I dropped to the floor and did 25 push-ups, as if that would lessen the impact. I turned on the television and every news outlet was all abuzz about Iran and the demonstrations that were going on over there due to some suspect dealings surrounding the results of their presidential election. Tens of thousands of people marched down Tehran's main thoroughfare in a show of their dissatisfaction with the outcome. Incumbent President Ahmadinejad would remain in power. Well, sort of. There's still the Supreme Leader or Ayatollah by the name of Khamenei who is commander in Chief of the military among other things. Who's really in charge? Through my democratic-republic goggles, it seems a tad confusing if not thought provoking. I listened as some CNN talking heads referenced a quote from President Obama that suggested either choice would probably have the same sort of policy toward the U.S. In other words, Iran is still gonna do what they're gonna do. Without getting too deep into thought about the political ramifications of the situation, I started to think about how it would affect me. Is this going to put a damper on any plans to cross Iran off as a place that I've visited on our planet? It's been tenuous at best these last few years as it is. I still tell myself that I'll go anywhere (with the exception of any war zones like Baghdad or Fallujah) despite the crazy facial responses and otherwise negative reactions that I get from friends and loved ones when I say such things. No, I'm not really that shallow. I'm aware of the tremendous civil rights gains that are potentially at stake for the first time in that country, especially for women. Recall that I'm still sitting at the edge of my bed at this point, in my boxers. Deep thoughts are not exactly raging through my mind yet.

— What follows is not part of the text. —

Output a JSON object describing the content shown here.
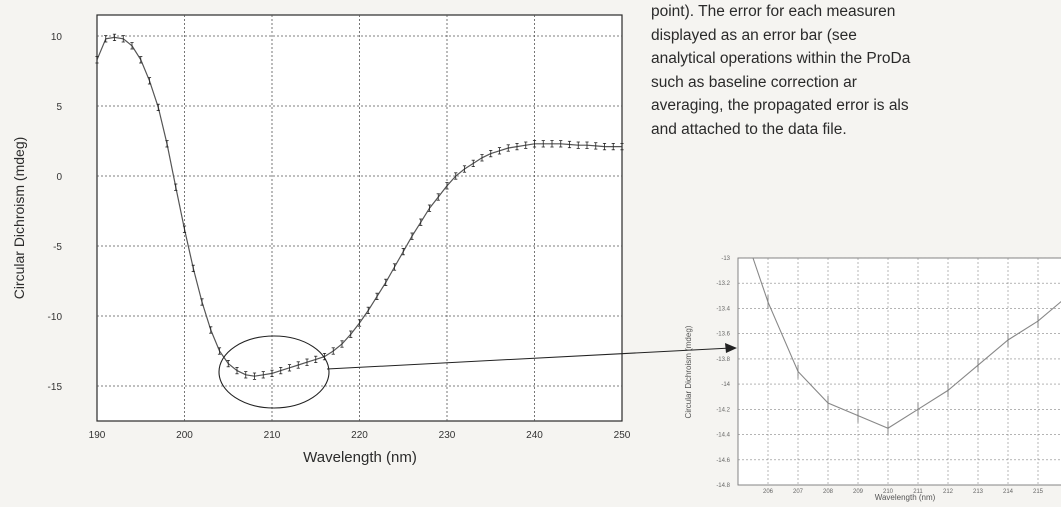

As fate would have it, I managed to salvage the day. Not only did I get through a couple items from a very ill-conceived to-do list, but I ran. Forgive me for the shameless play on words, but this was actually a big deal. I haven't run in a year. What turned out to be a much more major knee surgery (September '08) than previously thought has not only kept me very far removed from the basketball courts that I love to roam but has also made me seriously consider taking up another past time like water polo or becoming the black Michael Phelps. (Why do WE always have to become the black-something? Do you think the folks at Harvard are calling themselves the Morehouse of the North? Food for thought for another time...). Yes, I've spent a lot of time in the pool when I'm not at a physical therapy session. I like swimming a lot but not being able to run has made me feel rather confined. Shoot, sometimes I feel downright invalid.

I love to run. I always have. There have been times over the last 10 months that I didn't know if I'd ever be able to run again. Running has always been such a big part of my life. In addition to being a fairly necessary part of all of the sports that I've played my whole life it has often been quite therapeutic. It has the power to clear my head. It has the unique ability to allow me to find out what my physical limits are like no other exercise can. I don't know what it is , but I haven't often been able to get the desired amount of intensity in my workouts when they don't include some running. The void left by running has indeed been tough to fill.

How ironic it is that the long dormant spirit of revolution in a people long kept under wraps by their circumstance and societal norm is emerging on the same day, at the same time that my long (well, not quite as long, but it seemed like it) unfulfilled desire to lace up my Nike's and blaze a trail down the street would be satisfied. Iran. Hmmmm? I think I'm ready for that deep thought now.